Lea David finished her PhD at the Department of Sociology and Anthropology at Ben Gurion University, Israel. Her work examines how a transition to democracy is changing a content of a collective memory in Serbia and is producing new social categories. She explores how a contested past is managed through the clashes of the local and the global memory cultures. She has also been lecturing on the memory studies, conflict in the Former Yugoslav countries and transitional justice at various Israeli Universities and Colleges. Her postdoctoral research under Dr Carol Kidron supervision (Anthropology Department, Haifa University) at the Strochlitz Institute for Holocaust Research, Haifa University deals with Memory Politics and Human Rights regime in International Relations.

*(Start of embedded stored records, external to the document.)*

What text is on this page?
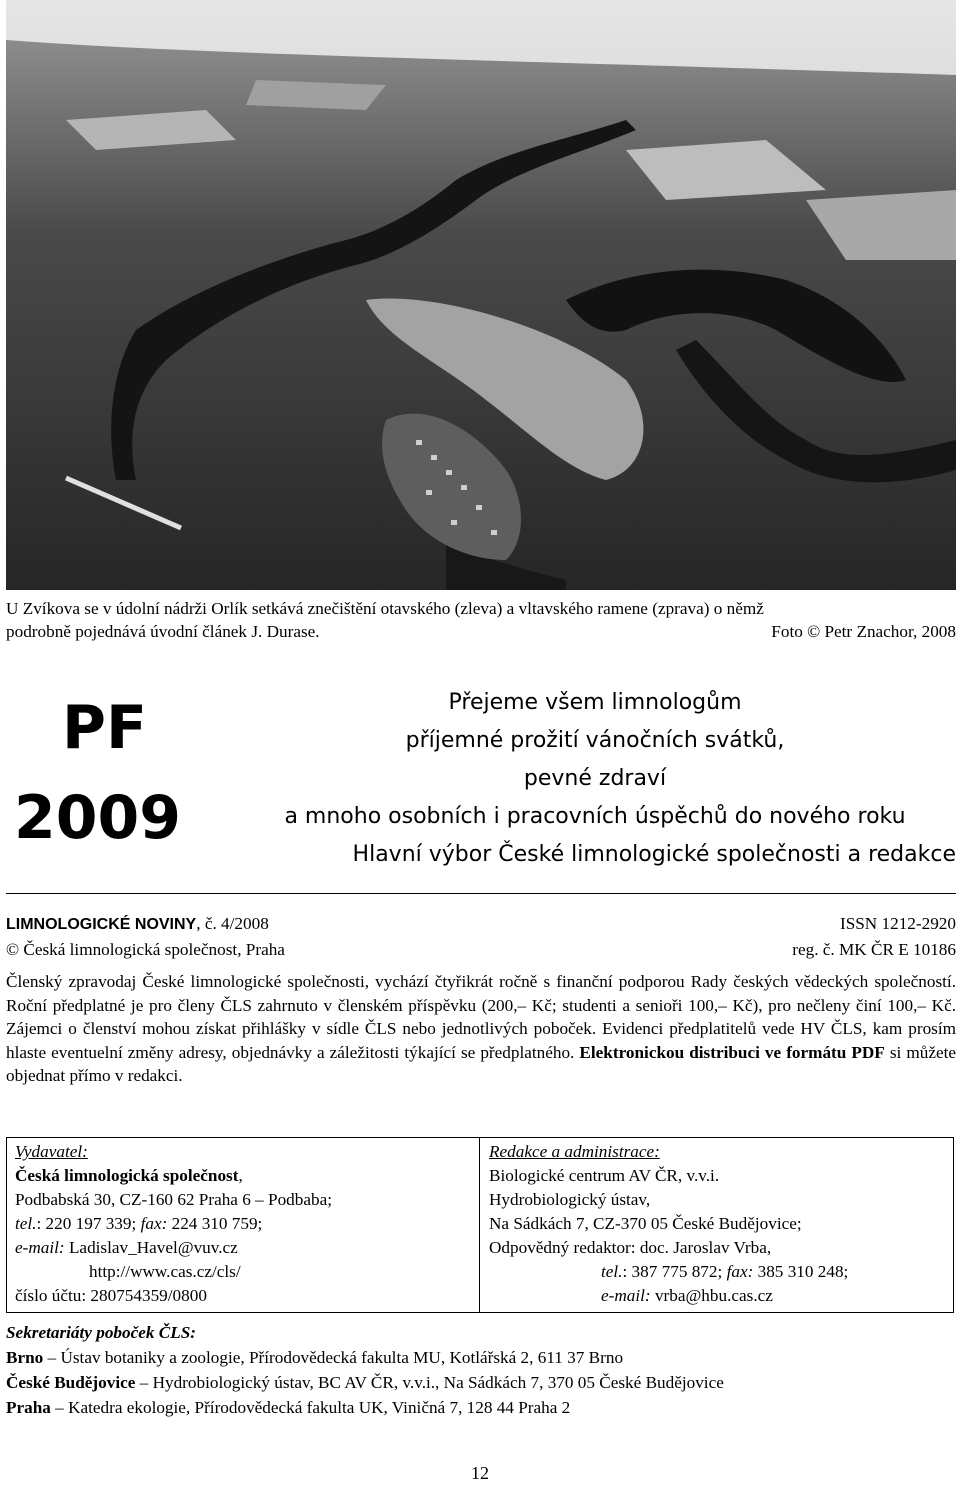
U Zvíkova se v údolní nádrži Orlík setkává znečištění otavského (zleva) a vltavského ramene (zprava) o němž
podrobně pojednává úvodní článek J. Durase.	Foto © Petr Znachor, 2008
PF
2009
Přejeme všem limnologům
příjemné prožití vánočních svátků,
pevné zdraví
a mnoho osobních i pracovních úspěchů do nového roku
Hlavní výbor České limnologické společnosti a redakce
LIMNOLOGICKÉ NOVINY, č. 4/2008	ISSN 1212-2920
© Česká limnologická společnost, Praha	reg. č. MK ČR E 10186
Členský zpravodaj České limnologické společnosti, vychází čtyřikrát ročně s finanční podporou Rady českých vědeckých společností. Roční předplatné je pro členy ČLS zahrnuto v členském příspěvku (200,– Kč; studenti a senioři 100,– Kč), pro nečleny činí 100,– Kč. Zájemci o členství mohou získat přihlášky v sídle ČLS nebo jednotlivých poboček. Evidenci předplatitelů vede HV ČLS, kam prosím hlaste eventuelní změny adresy, objednávky a záležitosti týkající se předplatného. Elektronickou distribuci ve formátu PDF si můžete objednat přímo v redakci.
Vydavatel:
Česká limnologická společnost,
Podbabská 30, CZ-160 62 Praha 6 – Podbaba;
tel.: 220 197 339; fax: 224 310 759;
e-mail: Ladislav_Havel@vuv.cz
http://www.cas.cz/cls/
číslo účtu: 280754359/0800
Redakce a administrace:
Biologické centrum AV ČR, v.v.i.
Hydrobiologický ústav,
Na Sádkách 7, CZ-370 05 České Budějovice;
Odpovědný redaktor: doc. Jaroslav Vrba,
tel.: 387 775 872; fax: 385 310 248;
e-mail: vrba@hbu.cas.cz
Sekretariáty poboček ČLS:
Brno – Ústav botaniky a zoologie, Přírodovědecká fakulta MU, Kotlářská 2, 611 37 Brno
České Budějovice – Hydrobiologický ústav, BC AV ČR, v.v.i., Na Sádkách 7, 370 05 České Budějovice
Praha – Katedra ekologie, Přírodovědecká fakulta UK, Viničná 7, 128 44 Praha 2
12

1. According to Lev Grinberg what is a “political space”?
2. What was the purpose of the fragmentation mechanism according to the author?
3. How has the fragmentation of the war veterans in Serbia been achieved?
4. Why is the fragmentation mechanism denoted as a mechanism of silencing? Can you think of other examples where this mechanism is supposedly present?
5. What is the source of the shift in the role of the nation-state and how has this shift been manifested according to the author? Is this shift apparent within the other states in the region and what are the possible consequences of it?